Newton arrived at his news conference following a Week 3 win over New Orleans wearing a blue, camouflage-print tuxedo jacket and a blue bow tie.
"This is a black-tie look," Green said. "Should he be wearing this after a game? Absolutely not. But again, this is a reminder to let everyone know he is Cam Newton and you can break the rules on and off the field."
Newton often goes with the tuxedo look. What stands is how well Newton wears the jacket. You can tell it didn't come off the store rack.
"It states that he really, really is trying to look his best," Green said. "To use that Deion Sanders quote, 'If you look good, you feel good. If you feel good, you play good. If you play good, you pay good.'
"Cam is the embodiment of that. He's thinking, 'What's the fanciest thing I can wear after the game because I believe I'm going to win?
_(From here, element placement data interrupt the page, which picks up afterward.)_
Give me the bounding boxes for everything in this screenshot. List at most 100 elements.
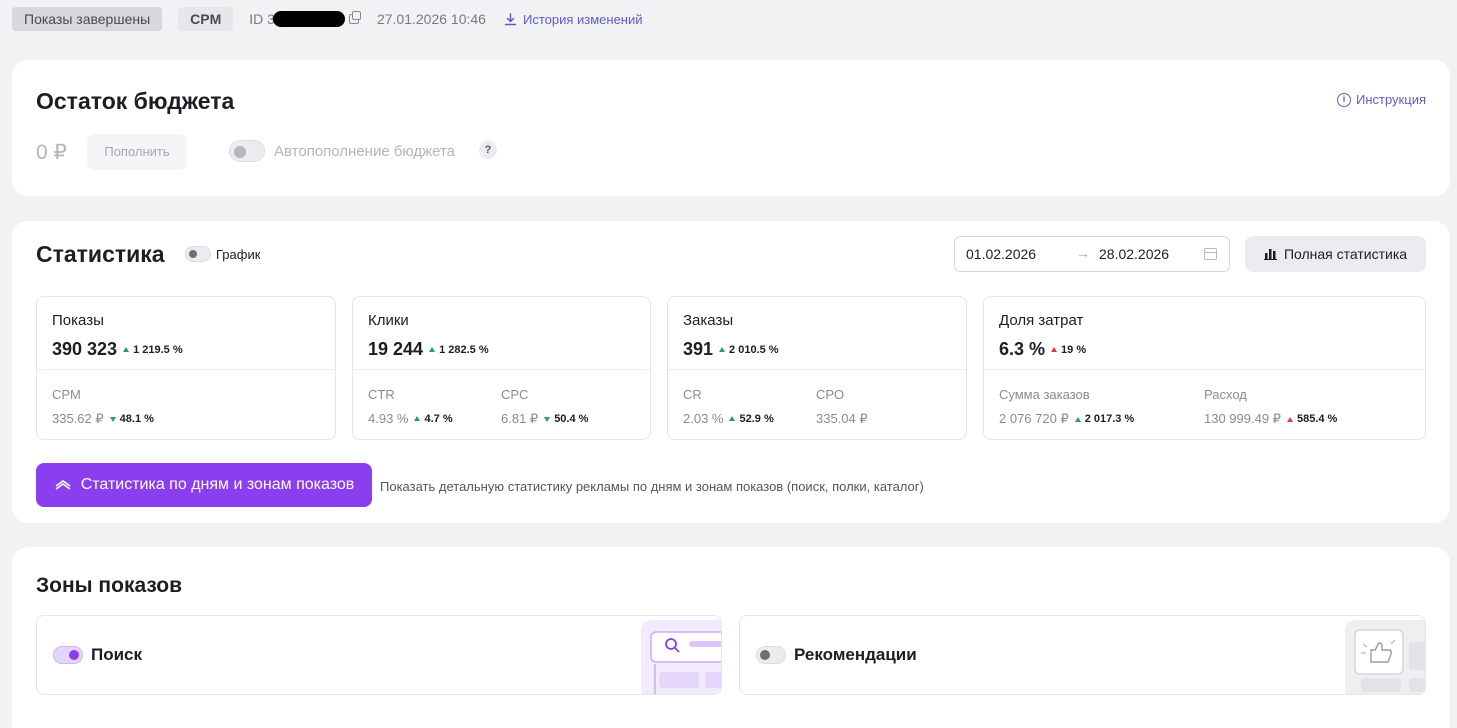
submetric-cr: CR 2.03 % 52.9 %: [683, 387, 774, 426]
chart-toggle[interactable]: [185, 246, 211, 262]
submetric-value: 4.93 %: [368, 411, 409, 426]
submetric-cpm: CPM 335.62 ₽ 48.1 %: [52, 387, 154, 427]
submetric-cpc: CPC 6.81 ₽ 50.4 %: [501, 387, 588, 427]
campaign-id-label: ID 3: [249, 11, 275, 27]
date-range-picker[interactable]: 01.02.2026 → 28.02.2026: [954, 236, 1230, 272]
history-link[interactable]: История изменений: [504, 12, 643, 27]
toggle-knob: [234, 146, 246, 158]
help-icon[interactable]: ?: [479, 141, 497, 159]
submetric-value: 335.62 ₽: [52, 411, 104, 426]
calendar-icon[interactable]: [1204, 248, 1217, 260]
arrow-up-icon: [729, 416, 736, 421]
metric-value: 390 323: [52, 339, 118, 359]
divider: [353, 369, 650, 370]
metric-value: 6.3 %: [999, 339, 1046, 359]
campaign-id: ID 3: [249, 11, 361, 27]
submetric-change: 4.7 %: [414, 412, 453, 425]
submetric-value: 2 076 720 ₽: [999, 411, 1069, 426]
daily-zone-stats-button[interactable]: Статистика по дням и зонам показов: [36, 463, 372, 507]
download-icon: [504, 12, 517, 25]
submetric-change-value: 4.7 %: [424, 412, 453, 425]
metric-change: 19 %: [1051, 344, 1086, 356]
submetric-label: CPM: [52, 387, 81, 402]
statistics-card: Статистика График 01.02.2026 → 28.02.202…: [12, 221, 1450, 523]
autotopup-toggle[interactable]: [229, 140, 265, 162]
metric-change: 1 219.5 %: [123, 344, 183, 356]
submetric-label: Сумма заказов: [999, 387, 1090, 402]
arrow-up-icon: [414, 416, 421, 421]
metric-card-orders: Заказы 391 2 010.5 % CR 2.03 % 52.9 % CPO …: [667, 296, 967, 440]
metric-change-value: 2 010.5 %: [729, 343, 779, 356]
submetric-change: 585.4 %: [1286, 413, 1338, 425]
zone-recommendations-label: Рекомендации: [794, 645, 917, 664]
metric-card-cost-share: Доля затрат 6.3 % 19 % Сумма заказов 2 07…: [983, 296, 1426, 440]
date-to[interactable]: 28.02.2026: [1099, 246, 1169, 262]
submetric-value-row: 2.03 % 52.9 %: [683, 411, 774, 426]
layers-icon: [55, 480, 71, 490]
submetric-spend: Расход 130 999.49 ₽ 585.4 %: [1204, 387, 1337, 427]
daily-zone-stats-label: Статистика по дням и зонам показов: [80, 476, 355, 493]
metric-title: Заказы: [683, 312, 734, 329]
submetric-label: CR: [683, 387, 702, 402]
arrow-down-icon: [109, 416, 116, 422]
zone-search: Поиск: [36, 615, 722, 695]
info-icon: i: [1337, 92, 1351, 107]
arrow-up-icon: [429, 347, 436, 352]
autotopup-label: Автопополнение бюджета: [274, 143, 456, 160]
history-link-label: История изменений: [522, 11, 643, 27]
zone-recommendations-toggle[interactable]: [756, 646, 786, 664]
zone-search-label: Поиск: [91, 645, 143, 664]
submetric-label: CPO: [816, 387, 845, 402]
submetric-value: 335.04 ₽: [816, 411, 868, 426]
arrow-up-icon: [1074, 416, 1081, 422]
budget-title: Остаток бюджета: [36, 88, 235, 114]
metric-card-clicks: Клики 19 244 1 282.5 % CTR 4.93 % 4.7 % CP…: [352, 296, 651, 440]
campaign-type-badge: CPM: [178, 7, 234, 31]
copy-icon[interactable]: [348, 11, 361, 24]
budget-amount: 0 ₽: [36, 141, 67, 164]
submetric-change-value: 52.9 %: [739, 412, 774, 425]
instruction-link-label: Инструкция: [1356, 92, 1426, 107]
metric-value-row: 6.3 % 19 %: [999, 339, 1086, 360]
campaign-header-bar: Показы завершены CPM ID 3 27.01.2026 10:…: [12, 6, 643, 32]
instruction-link[interactable]: i Инструкция: [1337, 92, 1426, 107]
submetric-value-row: 335.04 ₽: [816, 411, 868, 427]
submetric-change: 52.9 %: [729, 412, 774, 425]
divider: [37, 369, 335, 370]
zone-search-toggle[interactable]: [53, 646, 83, 664]
metric-value: 19 244: [368, 339, 424, 359]
submetric-change: 50.4 %: [544, 413, 588, 425]
divider: [984, 369, 1425, 370]
metric-change-value: 1 219.5 %: [133, 343, 183, 356]
bar-chart-icon: [1263, 249, 1277, 260]
divider: [668, 369, 966, 370]
submetric-cpo: CPO 335.04 ₽: [816, 387, 868, 427]
submetric-label: Расход: [1204, 387, 1247, 402]
arrow-right-icon: →: [1076, 245, 1090, 261]
submetric-value: 130 999.49 ₽: [1204, 411, 1281, 426]
budget-card: Остаток бюджета i Инструкция 0 ₽ Пополни…: [12, 60, 1450, 196]
metric-change-value: 19 %: [1061, 343, 1087, 356]
arrow-up-icon: [1286, 416, 1293, 422]
zone-recommendations: Рекомендации: [739, 615, 1426, 695]
redacted-id: [272, 11, 345, 27]
submetric-change-value: 50.4 %: [554, 413, 589, 425]
submetric-value: 6.81 ₽: [501, 411, 539, 426]
metric-value: 391: [683, 339, 714, 359]
full-statistics-label: Полная статистика: [1283, 246, 1408, 262]
metric-title: Клики: [368, 312, 409, 329]
full-statistics-button[interactable]: Полная статистика: [1245, 236, 1426, 272]
submetric-value: 2.03 %: [683, 411, 724, 426]
zones-title: Зоны показов: [36, 574, 183, 597]
submetric-value-row: 335.62 ₽ 48.1 %: [52, 411, 154, 427]
zones-card: Зоны показов Поиск Рекомендации: [12, 547, 1450, 728]
chart-toggle-label: График: [216, 247, 261, 262]
metric-value-row: 391 2 010.5 %: [683, 339, 779, 360]
topup-button[interactable]: Пополнить: [87, 134, 187, 170]
search-zone-illustration: [641, 620, 721, 694]
toggle-knob: [69, 650, 79, 660]
metric-value-row: 390 323 1 219.5 %: [52, 339, 183, 360]
date-from[interactable]: 01.02.2026: [966, 246, 1036, 262]
metric-change: 2 010.5 %: [719, 344, 779, 356]
submetric-change-value: 585.4 %: [1296, 413, 1338, 425]
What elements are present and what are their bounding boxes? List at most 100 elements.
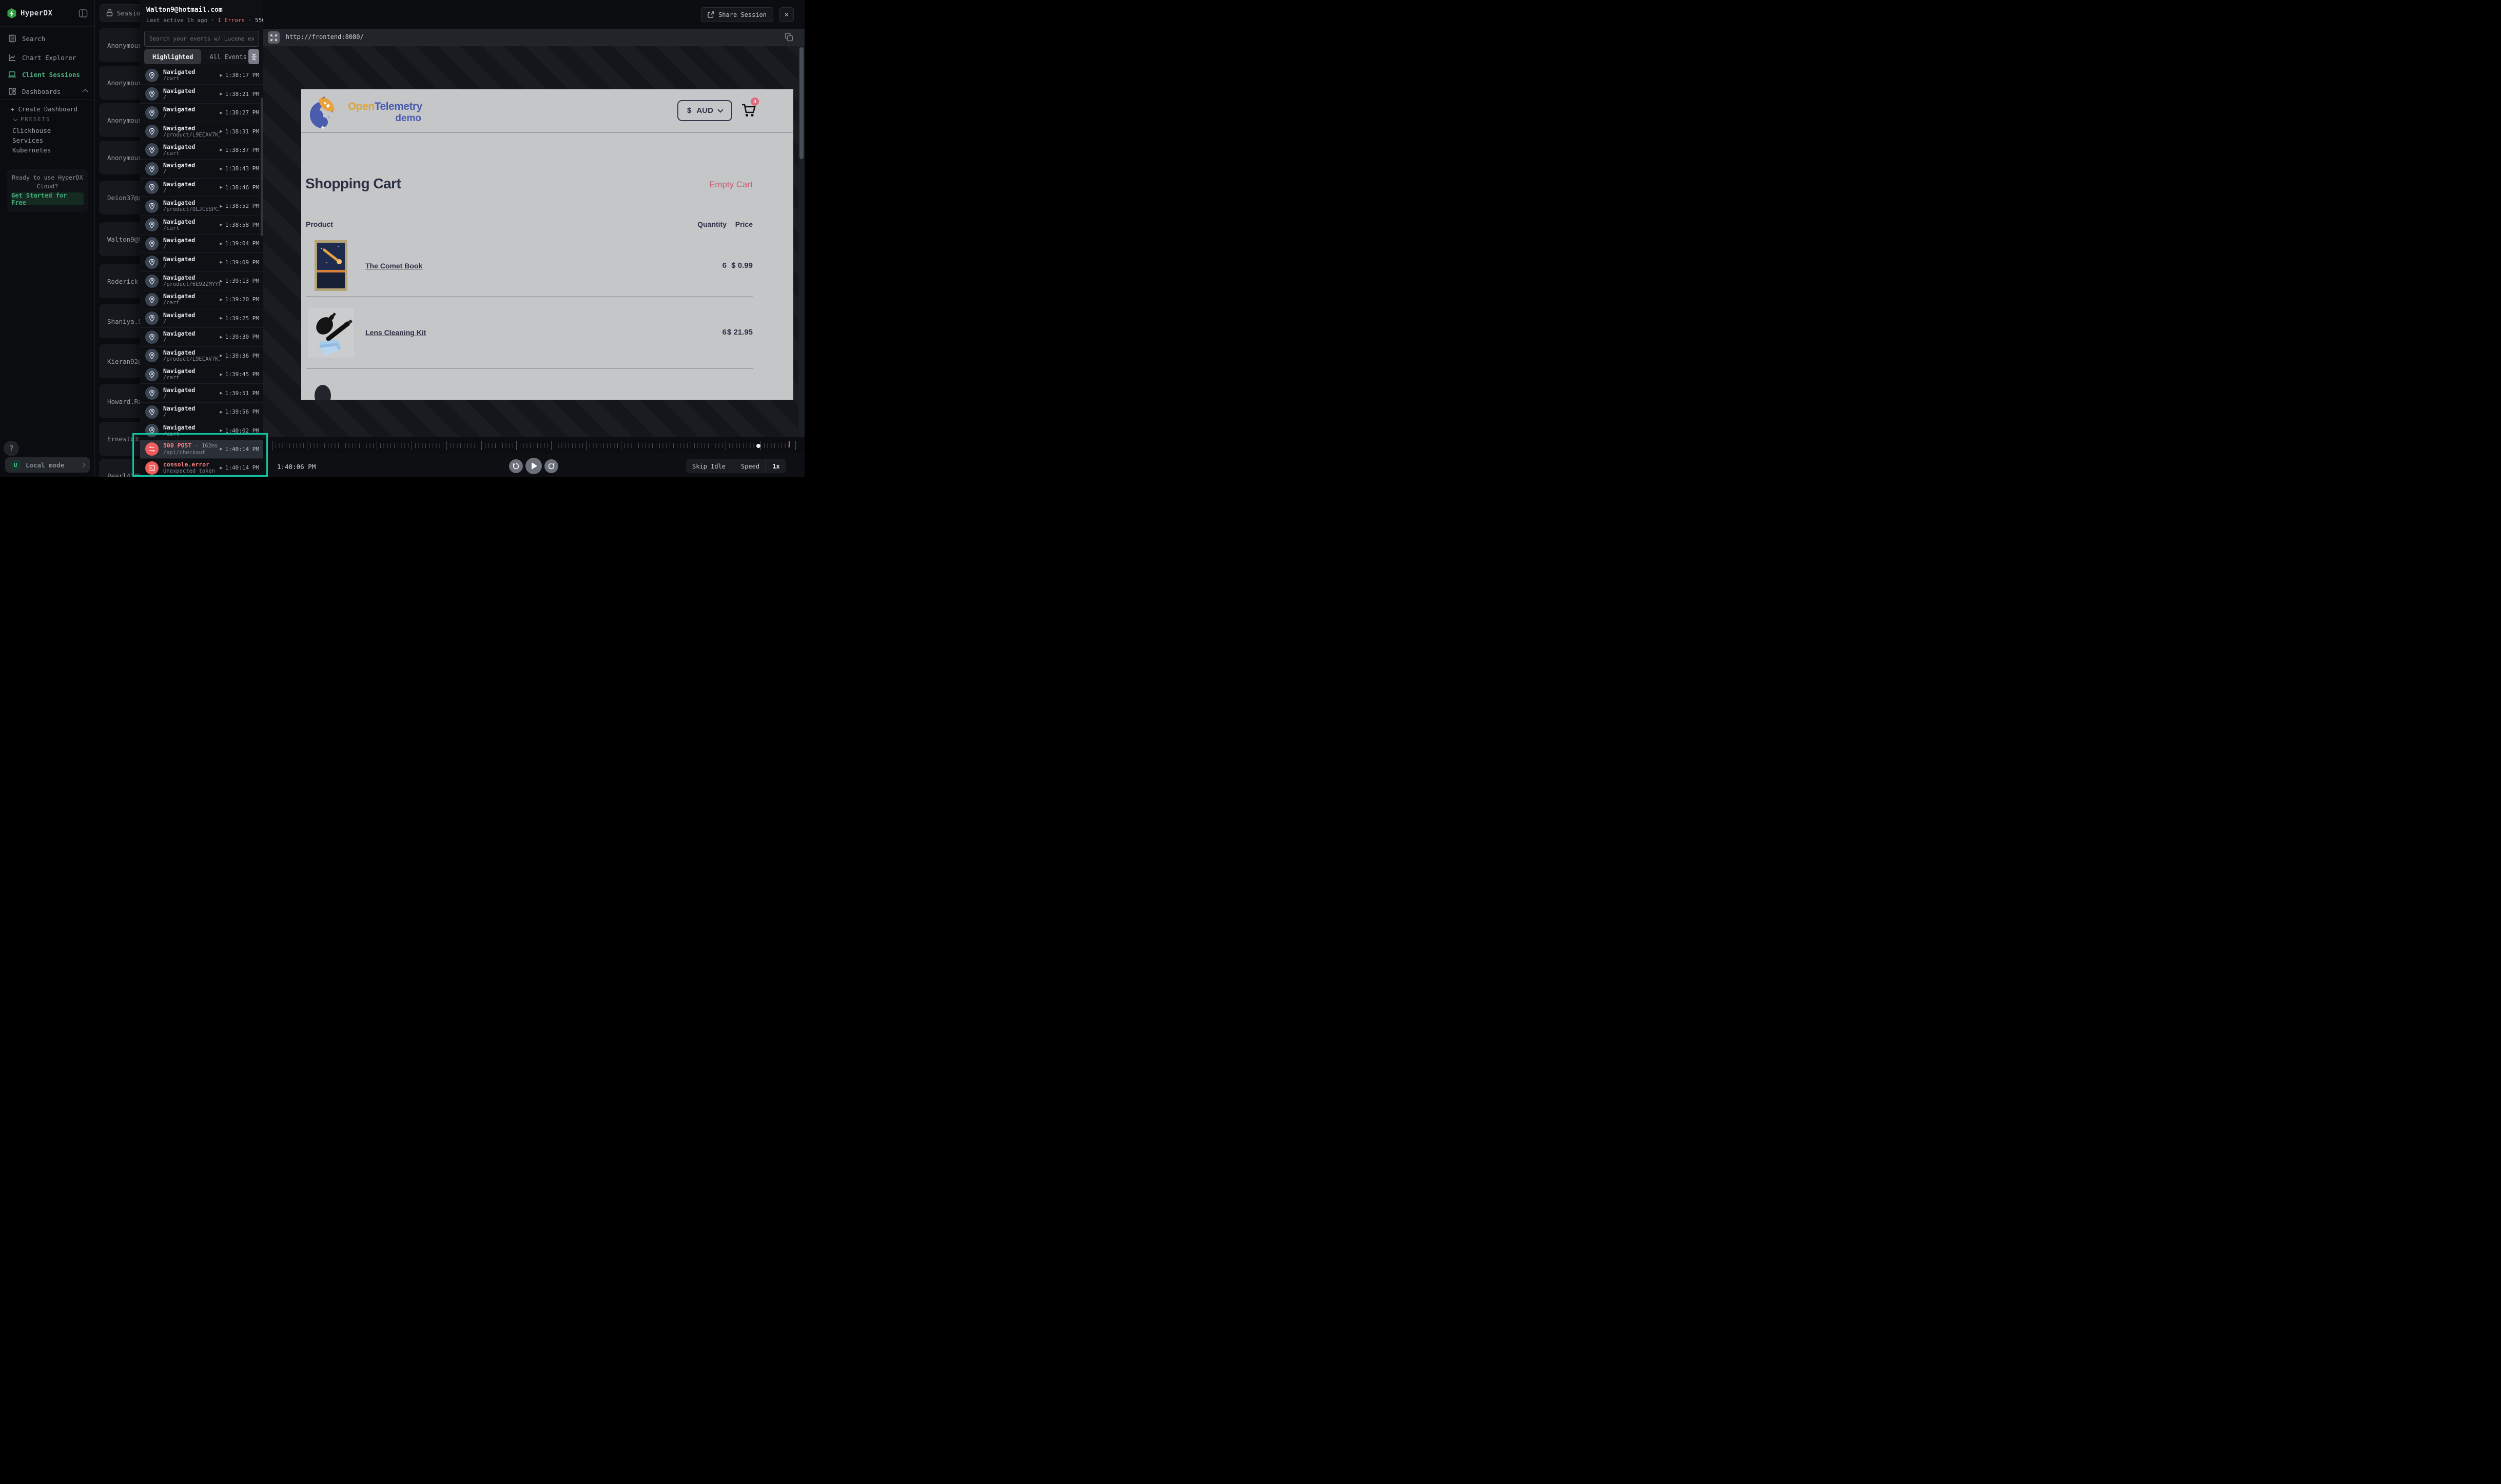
event-timestamp[interactable]: ▶1:39:04 PM <box>220 240 259 247</box>
local-mode-button[interactable]: U Local mode <box>5 457 90 473</box>
event-row-navigation[interactable]: Navigated/▶1:38:21 PM <box>140 84 263 103</box>
event-timestamp[interactable]: ▶1:38:17 PM <box>220 72 259 79</box>
help-button[interactable]: ? <box>4 441 19 456</box>
error-marker <box>789 441 790 447</box>
event-row-navigation[interactable]: Navigated/cart▶1:40:02 PM <box>140 421 263 439</box>
speed-button[interactable]: Speed 1x <box>735 459 786 473</box>
session-list-item[interactable]: Kieran92@h <box>99 344 140 378</box>
event-timestamp[interactable]: ▶1:38:37 PM <box>220 147 259 153</box>
event-row-navigation[interactable]: Navigated/cart▶1:39:45 PM <box>140 365 263 383</box>
event-row-navigation[interactable]: Navigated/▶1:38:46 PM <box>140 178 263 197</box>
event-timestamp[interactable]: ▶1:39:51 PM <box>220 390 259 397</box>
event-timestamp[interactable]: ▶1:40:14 PM <box>220 446 259 453</box>
sidebar-item-search[interactable]: Search <box>0 31 95 46</box>
session-list-item[interactable]: Anonymous <box>99 141 140 174</box>
event-row-navigation[interactable]: Navigated/product/L9ECAV7KIM▶1:39:36 PM <box>140 346 263 365</box>
event-row-navigation[interactable]: Navigated/▶1:39:25 PM <box>140 309 263 327</box>
get-started-button[interactable]: Get Started for Free <box>11 192 84 205</box>
player-scrollbar[interactable] <box>798 46 805 437</box>
event-timestamp[interactable]: ▶1:38:52 PM <box>220 203 259 209</box>
collapse-sidebar-icon[interactable] <box>79 9 88 18</box>
session-list-item[interactable]: Pearl43@h <box>99 459 140 477</box>
event-row-navigation[interactable]: Navigated/product/6E92ZMYYFZ▶1:39:13 PM <box>140 271 263 290</box>
tab-all-events[interactable]: All Events <box>201 49 255 64</box>
sidebar-item-chart-explorer[interactable]: Chart Explorer <box>0 50 95 65</box>
share-session-button[interactable]: Share Session <box>701 7 773 22</box>
event-row-navigation[interactable]: Navigated/▶1:38:43 PM <box>140 159 263 178</box>
event-row-navigation[interactable]: Navigated/▶1:39:56 PM <box>140 402 263 421</box>
rewind-button[interactable] <box>509 459 523 473</box>
webshop-header: OpenTelemetry demo $ AUD 4 <box>301 89 793 132</box>
event-timestamp[interactable]: ▶1:39:45 PM <box>220 371 259 378</box>
event-row-navigation[interactable]: Navigated/▶1:39:04 PM <box>140 234 263 252</box>
event-row-navigation[interactable]: Navigated/▶1:38:27 PM <box>140 103 263 122</box>
session-list-item[interactable]: Anonymous <box>99 28 140 62</box>
session-list-item[interactable]: Howard.Run <box>99 384 140 418</box>
event-row-navigation[interactable]: Navigated/▶1:39:09 PM <box>140 252 263 271</box>
event-row-http-error[interactable]: 500 POST · 162ms/api/checkout▶1:40:14 PM <box>140 440 263 458</box>
preset-item-kubernetes[interactable]: Kubernetes <box>12 146 89 154</box>
event-timestamp[interactable]: ▶1:40:02 PM <box>220 427 259 434</box>
event-timestamp[interactable]: ▶1:38:21 PM <box>220 91 259 97</box>
event-row-navigation[interactable]: Navigated/cart▶1:38:17 PM <box>140 66 263 84</box>
create-dashboard-button[interactable]: + Create Dashboard <box>11 106 77 113</box>
event-timestamp[interactable]: ▶1:38:58 PM <box>220 222 259 228</box>
close-button[interactable]: × <box>779 7 794 22</box>
event-timestamp[interactable]: ▶1:39:36 PM <box>220 353 259 359</box>
session-list-item[interactable]: Roderick_S <box>99 264 140 298</box>
empty-cart-button[interactable]: Empty Cart <box>709 180 753 190</box>
presets-heading[interactable]: PRESETS <box>14 116 50 123</box>
session-list-item[interactable]: Anonymous <box>99 103 140 137</box>
collapse-rows-button[interactable] <box>248 49 259 64</box>
currency-select[interactable]: $ AUD <box>677 100 732 121</box>
events-scrollbar[interactable] <box>261 97 263 236</box>
sidebar-item-client-sessions[interactable]: Client Sessions <box>0 67 95 82</box>
laptop-icon <box>8 70 16 79</box>
play-from-here-icon: ▶ <box>220 260 222 264</box>
event-timestamp[interactable]: ▶1:39:30 PM <box>220 334 259 340</box>
search-input[interactable] <box>144 31 259 47</box>
brand[interactable]: HyperDX <box>7 8 53 18</box>
event-timestamp[interactable]: ▶1:39:56 PM <box>220 408 259 415</box>
play-button[interactable] <box>525 458 542 474</box>
event-timestamp[interactable]: ▶1:39:20 PM <box>220 296 259 303</box>
copy-icon[interactable] <box>785 33 793 42</box>
preset-item-services[interactable]: Services <box>12 136 89 144</box>
product-link[interactable]: Lens Cleaning Kit <box>365 328 426 337</box>
event-detail: /cart <box>163 431 220 438</box>
event-row-navigation[interactable]: Navigated/▶1:39:51 PM <box>140 383 263 402</box>
session-list-item[interactable]: Deion37@gm <box>99 181 140 214</box>
session-list-item[interactable]: Ernesto33@ <box>99 422 140 456</box>
event-title: Navigated <box>163 330 220 337</box>
session-list-item[interactable]: Shaniya.Sc <box>99 304 140 338</box>
preset-item-clickhouse[interactable]: Clickhouse <box>12 127 89 134</box>
event-timestamp[interactable]: ▶1:39:13 PM <box>220 278 259 284</box>
product-link[interactable]: The Comet Book <box>365 262 422 270</box>
tab-sessions[interactable]: Sessions <box>100 4 140 22</box>
sidebar-item-dashboards[interactable]: Dashboards <box>0 84 95 99</box>
event-timestamp[interactable]: ▶1:38:31 PM <box>220 128 259 135</box>
event-row-navigation[interactable]: Navigated/cart▶1:38:58 PM <box>140 216 263 234</box>
product-image-partial <box>315 385 331 400</box>
event-row-navigation[interactable]: Navigated/product/L9ECAV7KIM▶1:38:31 PM <box>140 122 263 140</box>
tab-highlighted[interactable]: Highlighted <box>144 49 201 64</box>
event-text: Navigated/ <box>163 256 220 269</box>
session-list-item[interactable]: Walton9@ho <box>99 222 140 256</box>
forward-button[interactable] <box>544 459 558 473</box>
fullscreen-button[interactable] <box>268 31 280 44</box>
event-timestamp[interactable]: ▶1:39:09 PM <box>220 259 259 266</box>
playback-timeline[interactable] <box>263 437 805 455</box>
event-row-navigation[interactable]: Navigated/cart▶1:39:20 PM <box>140 290 263 308</box>
event-timestamp[interactable]: ▶1:38:43 PM <box>220 165 259 172</box>
event-timestamp[interactable]: ▶1:38:46 PM <box>220 184 259 191</box>
session-list-item[interactable]: Anonymous <box>99 66 140 100</box>
event-row-navigation[interactable]: Navigated/▶1:39:30 PM <box>140 327 263 346</box>
scrollbar-thumb[interactable] <box>799 47 804 159</box>
event-timestamp[interactable]: ▶1:38:27 PM <box>220 109 259 116</box>
event-row-navigation[interactable]: Navigated/product/OLJCESPC7Z▶1:38:52 PM <box>140 197 263 215</box>
event-row-console-error[interactable]: console.errorUnexpected token 'I'…▶1:40:… <box>140 458 263 477</box>
event-timestamp[interactable]: ▶1:39:25 PM <box>220 315 259 322</box>
event-timestamp[interactable]: ▶1:40:14 PM <box>220 464 259 471</box>
event-row-navigation[interactable]: Navigated/cart▶1:38:37 PM <box>140 141 263 159</box>
playhead-marker[interactable] <box>756 444 760 448</box>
I believe I'm going to have a great game and all eyes are going to be on me and I'm going to give this press conference and I want to look like a billion bucks."
Green said Newton, particularly for a man his size (6-foot-5, 260 pounds), looks as good in clothes as any runway model.
"It's not an easy thing to do to get a GQ fit and you're a professional athlete," he said. "He deserves a lot more kudos and congratulatory sentiment for his style than criticism, for sure."
No style moment drew more criticism than Newton's decision to wear extremely short men's capri-style pants after a loss to Pittsburgh last season.
"There's a right way to do that and a wrong way to do that," Green said. "When you're [6-foot-5] there are certain fashion trends you have to leave on the table. Cam did not accept that.
"He cut his pants super short, which is the trend. He might have cut them a few inches higher than the trend so they looked really, really exaggerated. I would want to have a conversation with his tailor and talk that out with him."
Thomas laughed as soon as the capris-like pants were mentioned.
"The man capris were very controversial," he said. "We got a lot of phone calls on those, saying, 'I can't believe you made those.'
"That's something he did on his own. I'm not sure where he got those."
"I hope he felt like they didn't work and he moves on," Green said. "But him being daring, he has to take risks."
Middle linebacker Luke Kuechly was asked last week if he could wear anything that Newton does. "If I'm dressing up for Halloween, I can," he said jokingly after referencing the foxtail.
Other Panthers are paying attention and trying to upgrade their own style. Left tackle Michael Oher admits he has purchased some shoes that "really shine" and credits Newton for giving him the confidence to wear them.
"You see the NBA guys with all that stuff," Oher said. "He's opening guys' eyes and making them pick it up. You've got to be confident to do that. He's a confident guy on and off the field."
Confident is perhaps the best way to describe Newton's style.
"I've been in the fashion business my whole life," Thomas said. "I would say his style is very pulled together, very unique. He is a guy who is a very confident dresser."
One can only imagine where that confidence will take Newton if the Panthers reach the Super Bowl.
"Cam is doing something that is extreme," Green said. "But that's the only way that the style culture of the league is going to change. It starts with a few people that are extreme and that trickles off to other franchise players and teammates, and eventually some of them are really going to nail it and you get these style icons."
Brady's style, as solid as it is, hasn't become iconic.
"I think it's because he doesn't dress brash and colorful enough," Green said. "He doesn't catch enough people's eyes. He might wear the perfect navy blazer, but at the end of the day it's just a navy blazer.
"Whereas Cam has on like a three-piece plaid suit, more guys are going to take notice of that and try to do their own version of it. He's not perfect, but he's good by GQ."